Hamburg. Gibt es neue Erkenntnisse zu dem Steuerraub? Bundeskanzler Olaf Scholz (SPD) darf sich wohl auf eine erneute Vernehmung einstellen.

Cum-Ex steht für den größten Steuerraub in der Geschichte der Bundesrepublik. Um zig Milliarden hatten Banken und andere Finanzjongleure den Fiskus betrogen. Die Justiz arbeitet mit Hochdruck an den Fällen und hat auch bereits erste Urteile erwirkt.

Doch politisch blieb die Aufklärung auf Bundesebene und auch in Hamburg, wo der Parlamentarische Untersuchungsausschuss (PUA) seit mehr als zwei Jahren läuft, bislang ohne greifbares Ergebnis. Nun will die Unions-Fraktion im Bundestag einen neuen Anlauf nehmen: Wie Fraktionsvize Mathias Middelberg (CDU) am Dienstag in Berlin ankündigte, wollen CDU und CSU einen weiteren Untersuchungsausschuss beantragen.

Cum-Ex: Union will neuen Untersuchungsausschuss

Ein Untersuchungsausschuss im Bundestag muss von mindestens einem Viertel der Abgeordneten beantragt werden – dieses Quorum erreicht die Union knapp.

Bereits zwischen Februar 2016 und Sommer 2017 hatte sich ein Untersuchungsausschuss im Bundestag mit den Cum-Ex-Fällen beschäftigt – damals allerdings initiiert von Linken und Grünen. Im Anschluss hatte die damalige Große Koalition aus CDU/CSU und SPD diesen als unnötig bezeichnet. Das hielt die Hamburger CDU nicht davon ab, 2020 gemeinsam mit der Linkspartei in der Bürgerschaft einen PUA einzusetzen.

Cum-Ex: Olaf Scholz hat bereits zweimal vor PUA ausgesagt

Ex-Bürgermeister Olaf Scholz hat hier bereits zweimal ausgesagt: einmal als Bundesfinanzminister, einmal als Kanzler. Ihn erneut vorzuladen und mit dem Skandal in Verbindung zu bringen, dürfte auch das Ziel des neuen Ausschusses auf Bundesebene sein.
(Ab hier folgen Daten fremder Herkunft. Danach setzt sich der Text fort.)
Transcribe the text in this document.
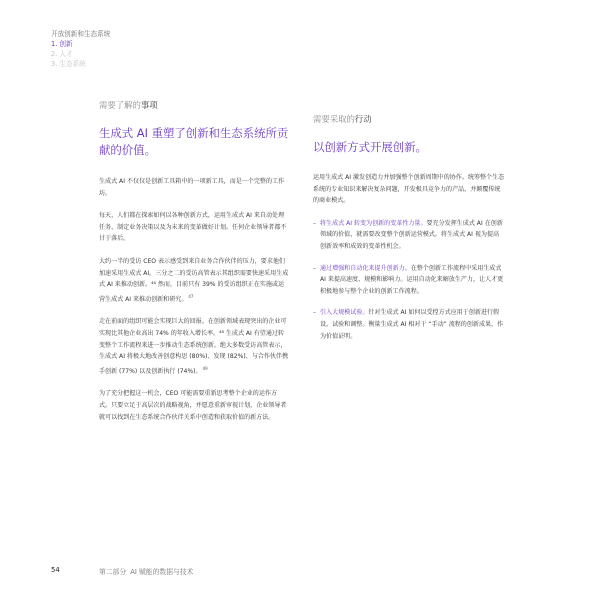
开放创新和生态系统
1. 创新
2. 人才
3. 生态系统
需要了解的事项
生成式 AI 重塑了创新和生态系统所贡献的价值。

生成式 AI 不仅仅是创新工具箱中的一项新工具，而是一个完整的工作坊。

每天，人们都在探索如何以各种创新方式，运用生成式 AI 来自动处理任务、制定业务决策以及为未来的变革做好计划。任何企业领导者都不甘于落后。

大约一半的受访 CEO 表示感受到来自业务合作伙伴的压力，要求他们加速采用生成式 AI。三分之二的受访高管表示其组织需要快速采用生成式 AI 来推动创新。⁴⁶ 然而，目前只有 39% 的受访组织正在实施或运营生成式 AI 来推动创新和研究。$^{47}$

走在前面的组织可能会实现巨大的回报。在创新领域表现突出的企业可实现比其他企业高出 74% 的年收入增长率。⁴⁸ 生成式 AI 有望通过转变整个工作流程来进一步推动生态系统创新。绝大多数受访高管表示，生成式 AI 将极大地改善创意构思 (80%)、发现 (82%)、与合作伙伴携手创新 (77%) 以及创新执行 (74%)。$^{49}$

为了充分把握这一机会，CEO 可能需要重新思考整个企业的运作方式。只要立足于高层次的战略视角，并愿意重新审视计划，企业领导者就可以找到在生态系统合作伙伴关系中创造和获取价值的新方法。

需要采取的行动
以创新方式开展创新。

运用生成式 AI 激发创造力并加强整个创新周期中的协作。统筹整个生态系统的专业知识来解决复杂问题，开发极具竞争力的产品，并颠覆传统的商业模式。

– 将生成式 AI 转变为创新的变革性力量。要充分发挥生成式 AI 在创新领域的价值，就需要改变整个创新运营模式。将生成式 AI 视为提高创新效率和成效的变革性机会。
– 通过增强和自动化来提升创新力。在整个创新工作流程中采用生成式 AI 来提高速度、规模和影响力。运用自动化来解放生产力，让人才更积极地参与整个企业的创新工作流程。
– 引入大规模试验。针对生成式 AI 如何以受控方式应用于创新进行假设、试验和调整。衡量生成式 AI 相对于 “手动” 流程的创新成果，作为价值证明。
54	第二部分 AI 赋能的数据与技术
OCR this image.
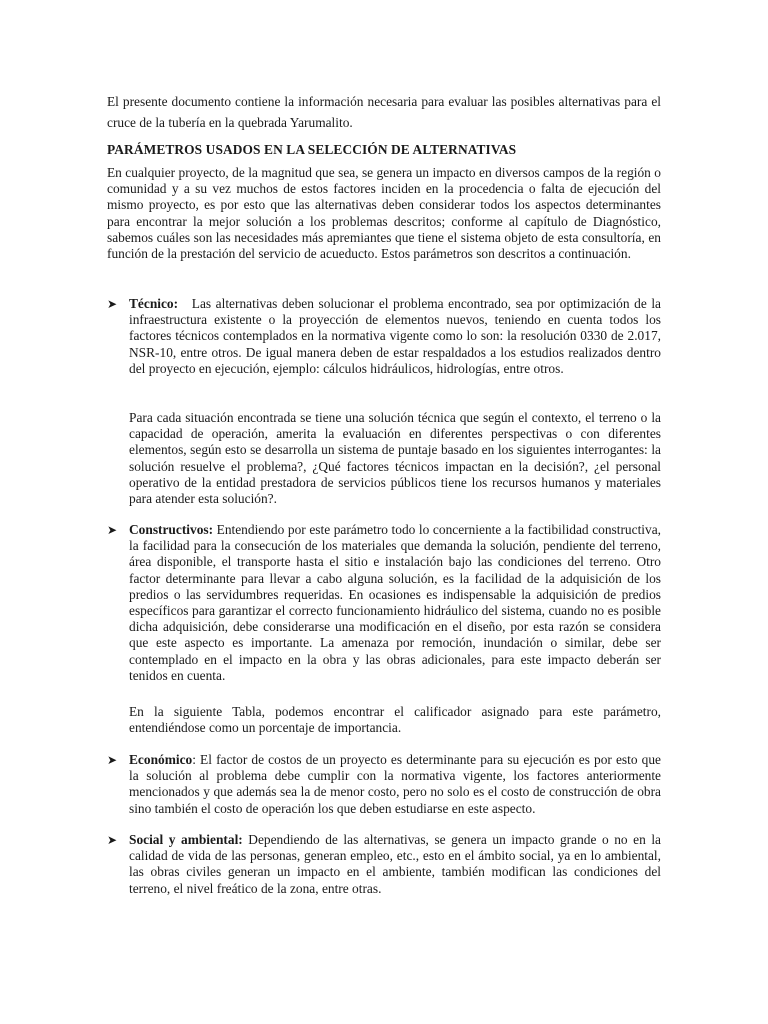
El presente documento contiene la información necesaria para evaluar las posibles alternativas para el cruce de la tubería en la quebrada Yarumalito.

PARÁMETROS USADOS EN LA SELECCIÓN DE ALTERNATIVAS

En cualquier proyecto, de la magnitud que sea, se genera un impacto en diversos campos de la región o comunidad y a su vez muchos de estos factores inciden en la procedencia o falta de ejecución del mismo proyecto, es por esto que las alternativas deben considerar todos los aspectos determinantes para encontrar la mejor solución a los problemas descritos; conforme al capítulo de Diagnóstico, sabemos cuáles son las necesidades más apremiantes que tiene el sistema objeto de esta consultoría, en función de la prestación del servicio de acueducto. Estos parámetros son descritos a continuación.

➤ Técnico: Las alternativas deben solucionar el problema encontrado, sea por optimización de la infraestructura existente o la proyección de elementos nuevos, teniendo en cuenta todos los factores técnicos contemplados en la normativa vigente como lo son: la resolución 0330 de 2.017, NSR-10, entre otros. De igual manera deben de estar respaldados a los estudios realizados dentro del proyecto en ejecución, ejemplo: cálculos hidráulicos, hidrologías, entre otros.

Para cada situación encontrada se tiene una solución técnica que según el contexto, el terreno o la capacidad de operación, amerita la evaluación en diferentes perspectivas o con diferentes elementos, según esto se desarrolla un sistema de puntaje basado en los siguientes interrogantes: la solución resuelve el problema?, ¿Qué factores técnicos impactan en la decisión?, ¿el personal operativo de la entidad prestadora de servicios públicos tiene los recursos humanos y materiales para atender esta solución?.

➤ Constructivos: Entendiendo por este parámetro todo lo concerniente a la factibilidad constructiva, la facilidad para la consecución de los materiales que demanda la solución, pendiente del terreno, área disponible, el transporte hasta el sitio e instalación bajo las condiciones del terreno. Otro factor determinante para llevar a cabo alguna solución, es la facilidad de la adquisición de los predios o las servidumbres requeridas. En ocasiones es indispensable la adquisición de predios específicos para garantizar el correcto funcionamiento hidráulico del sistema, cuando no es posible dicha adquisición, debe considerarse una modificación en el diseño, por esta razón se considera que este aspecto es importante. La amenaza por remoción, inundación o similar, debe ser contemplado en el impacto en la obra y las obras adicionales, para este impacto deberán ser tenidos en cuenta.

En la siguiente Tabla, podemos encontrar el calificador asignado para este parámetro, entendiéndose como un porcentaje de importancia.

➤ Económico: El factor de costos de un proyecto es determinante para su ejecución es por esto que la solución al problema debe cumplir con la normativa vigente, los factores anteriormente mencionados y que además sea la de menor costo, pero no solo es el costo de construcción de obra sino también el costo de operación los que deben estudiarse en este aspecto.

➤ Social y ambiental: Dependiendo de las alternativas, se genera un impacto grande o no en la calidad de vida de las personas, generan empleo, etc., esto en el ámbito social, ya en lo ambiental, las obras civiles generan un impacto en el ambiente, también modifican las condiciones del terreno, el nivel freático de la zona, entre otras.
Beim Cum-Ex-Deal hatten Banken und andere Finanzakteure Aktien mit („cum“) und ohne („ex“) Dividendenanspruch rund um den Dividendenstichtag so verwirrend hin und her verschoben, dass sie sich die nur einmal gezahlte Kapitalertragsteuer mehrfach erstatten lassen konnten. Experten schätzen den Schaden für den Fiskus weltweit auf rund 150 Milliarden Euro, davon gut 30 Milliarden allein in Deutschland.

Bei Warburg ging es insgesamt um 90 Millionen Euro

Die Hamburger Warburg-Bank war in dem Zusammenhang nur ein vergleichsweise kleines Licht. Dennoch stehen ihre Cum-Ex-Geschäfte politisch im Zentrum der Untersuchung. Denn 2016 war die Hamburger Finanzverwaltung drauf und dran, rund 47 Millionen Euro an Kapitalertragsteuern aus solchen Geschäften von der Bank zurückzufordern.

Deren Gesellschafter suchten daraufhin das Gespräch mit der Politik, trafen sich zweimal mit dem damaligen Bürgermeister Olaf Scholz und wurden von diesem an den Finanzsenator und heutigen Bürgermeister Peter Tschentscher (beide SPD) verwiesen. Kurz darauf entschieden Finanzamt und
-behörde, das Geld nicht zurückzufordern.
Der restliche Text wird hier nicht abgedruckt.